Researchers have found life in the earth’s crust at a record depth of 1.6 kilometres below the seabed.
There they found methane- and sulphide-cycling microbes in good health despite extreme conditions with high pressure, heat and no sunlight.
Since around 70 percent of Earth’s crust lies below sea level, the new discovery reveals what may turn out to be the largest ecosystem on the planet.
“We found live bacteria in the earth’s crust below the sea, regardless of how deep down we drilled. We are talking about a huge ecosystem in the rocks below the seabed,” says the lead author of the study, postdoc Mark Lever, of Aarhus University’s Department of Bioscience – Center for Geomicrobiology.
“If there is an exchange of e.g. carbon, methane and sulphate between this ecosystem and the rest of the planet, it could have a great impact on our general view of the Earth’s orbit.”
The researchers examined the eastern flank of the Juan de Fuca Ridge off the US west coast.
Having descended 2.6 kilometres below the surface, the researchers’ drill penetrated 260 metres of sediment before reaching the Earth’s crust, after which it drilled several hundred metres further down into the basalt rock.
The rock samples they brought back up to the surface were then sterilised. Lever opened the rocks with a hammer and a pick looking for life inside them.
“It was important that our samples were not contaminated with bacteria from other places, as this would diminish the credibility of the results. So we looked inside the rocks to ensure that no drilling fluid had seeped into them.”
A DNA analysis revealed that the rocks in the earth’s crust contain DNA and genes that are associated with methane- and sulphate-cycling microbes.
“We then used an isotope analysis to prove that the bacteria had been alive inside the rocks,” says Lever.
To cement their conclusions, the researchers brought the rocks and the bacteria back to the laboratory where they cultivated them in a liquid which simulated sea water that flows down through the rocks from the seabed above.
They let the bacteria grow for several years, after which they were able to detect an increase in the amount of methane in the air space above the water.
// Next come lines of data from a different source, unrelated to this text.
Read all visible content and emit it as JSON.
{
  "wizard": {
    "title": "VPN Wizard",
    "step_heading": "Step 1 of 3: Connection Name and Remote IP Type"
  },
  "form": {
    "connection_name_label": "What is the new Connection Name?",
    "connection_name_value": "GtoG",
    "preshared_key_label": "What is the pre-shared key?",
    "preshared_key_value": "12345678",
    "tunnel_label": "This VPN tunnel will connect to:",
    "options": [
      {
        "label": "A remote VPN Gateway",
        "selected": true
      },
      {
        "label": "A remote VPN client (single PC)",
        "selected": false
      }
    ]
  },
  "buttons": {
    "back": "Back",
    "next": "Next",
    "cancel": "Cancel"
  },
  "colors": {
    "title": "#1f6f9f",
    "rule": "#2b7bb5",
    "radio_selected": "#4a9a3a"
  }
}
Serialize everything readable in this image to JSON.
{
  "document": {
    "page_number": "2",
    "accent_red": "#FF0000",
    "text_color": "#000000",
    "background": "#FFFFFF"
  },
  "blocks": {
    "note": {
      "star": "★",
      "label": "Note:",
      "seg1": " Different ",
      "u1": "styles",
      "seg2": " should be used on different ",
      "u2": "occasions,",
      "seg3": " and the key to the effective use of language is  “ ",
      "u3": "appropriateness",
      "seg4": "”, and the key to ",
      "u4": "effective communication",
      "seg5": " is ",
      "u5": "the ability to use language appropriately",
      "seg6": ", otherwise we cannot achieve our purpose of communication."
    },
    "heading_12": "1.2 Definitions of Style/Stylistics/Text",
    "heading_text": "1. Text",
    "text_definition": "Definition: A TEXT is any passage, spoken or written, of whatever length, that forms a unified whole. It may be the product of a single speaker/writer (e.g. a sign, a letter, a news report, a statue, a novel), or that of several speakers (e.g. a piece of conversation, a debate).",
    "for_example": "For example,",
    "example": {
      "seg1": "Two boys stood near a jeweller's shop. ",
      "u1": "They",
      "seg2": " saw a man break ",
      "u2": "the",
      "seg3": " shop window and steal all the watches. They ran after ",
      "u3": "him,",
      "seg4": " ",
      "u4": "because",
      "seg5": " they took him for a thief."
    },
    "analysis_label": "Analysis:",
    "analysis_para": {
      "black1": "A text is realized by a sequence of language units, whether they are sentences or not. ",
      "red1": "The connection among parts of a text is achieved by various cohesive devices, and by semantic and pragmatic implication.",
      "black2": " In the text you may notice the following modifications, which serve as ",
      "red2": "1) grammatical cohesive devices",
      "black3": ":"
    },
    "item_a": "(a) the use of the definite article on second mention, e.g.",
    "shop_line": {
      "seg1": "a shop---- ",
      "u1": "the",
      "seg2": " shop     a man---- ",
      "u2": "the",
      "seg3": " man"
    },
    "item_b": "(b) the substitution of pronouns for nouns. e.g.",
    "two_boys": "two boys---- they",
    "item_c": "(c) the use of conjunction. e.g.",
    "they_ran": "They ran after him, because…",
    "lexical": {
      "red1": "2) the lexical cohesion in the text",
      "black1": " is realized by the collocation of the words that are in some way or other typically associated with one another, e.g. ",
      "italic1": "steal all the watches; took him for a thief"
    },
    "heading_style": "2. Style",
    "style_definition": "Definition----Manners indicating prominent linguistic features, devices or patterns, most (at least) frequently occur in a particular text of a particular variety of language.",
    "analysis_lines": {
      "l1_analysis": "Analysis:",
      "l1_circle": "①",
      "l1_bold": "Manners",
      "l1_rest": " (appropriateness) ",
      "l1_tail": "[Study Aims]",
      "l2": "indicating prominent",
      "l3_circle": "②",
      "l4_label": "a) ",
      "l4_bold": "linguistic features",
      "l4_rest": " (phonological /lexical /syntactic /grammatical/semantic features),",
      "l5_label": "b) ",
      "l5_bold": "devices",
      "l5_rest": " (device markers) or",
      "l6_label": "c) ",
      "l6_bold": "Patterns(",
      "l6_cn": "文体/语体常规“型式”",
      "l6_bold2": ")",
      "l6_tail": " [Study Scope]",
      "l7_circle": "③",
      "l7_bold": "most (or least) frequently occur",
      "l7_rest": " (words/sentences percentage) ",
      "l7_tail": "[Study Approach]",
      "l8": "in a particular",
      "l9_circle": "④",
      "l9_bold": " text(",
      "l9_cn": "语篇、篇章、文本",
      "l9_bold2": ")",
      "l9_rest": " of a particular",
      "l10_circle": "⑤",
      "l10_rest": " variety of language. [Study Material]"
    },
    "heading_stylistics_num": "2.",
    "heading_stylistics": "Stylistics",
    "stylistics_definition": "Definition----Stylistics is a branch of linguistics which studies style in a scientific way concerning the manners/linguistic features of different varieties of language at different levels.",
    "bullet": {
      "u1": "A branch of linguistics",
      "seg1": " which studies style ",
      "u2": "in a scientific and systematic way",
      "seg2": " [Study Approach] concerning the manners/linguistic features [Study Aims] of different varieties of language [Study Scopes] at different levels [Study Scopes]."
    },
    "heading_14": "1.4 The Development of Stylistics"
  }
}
“This presented us with conclusive evidence that there are live bacteria, mainly methane-producing bacteria, in the earth’s crust below the sea,” he says.
Living this far away from the sun’s rays means that the bacteria do not undergo photosynthesis, which is the basis for almost all other live on Earth.
Yet the bacteria have managed to find an energy source that enables them to thrive deep inside the earth’s crust.
Methane is the main component of natural gas and is believed to be the most common organic molecule on Earth. Methane production is a common form of metabolism in bacteria.
Sulphide is a molecule that is found in many sulphur compounds. Sulphide is also known for its characteristic smell, which is said to resemble rectal gas.
“The bacteria feed on chemicals that are released when water seeps down through the rocks. The rocks contain iron ions that can react with sea water and produce hydrogen, which the bacteria can use as an energy source for producing their own organic matter,” says Lever.
“This form of chemical synthesis, which is an alternative energy source to photosynthesis, also occurs elsewhere on Earth, for instance around warm springs in the seabed. But this is the first time that it has been found in the earth’s crust below the sea.”
The researchers have so far drilled several hundred metres down and have found microbes every time, regardless of depth. But it’s possible that bacteria can live even further down.
“A significant part of our project consists of exploring the limits of life on Earth. We know about bacteria that can live in temperatures of up to 122 degrees Celsius, which may bay the limiting factor for life below the seabed. If this is also the case for bacteria in the earth’s crust, there may be bacteria several kilometres below the seabed.”
Mark Lever continues his work with bacteria from deep inside the earth’s crust. His upcoming studies will take a closer look at the exchange of methane, sulfate and carbon between the ecosystem below the seabed and the rest of the Earth.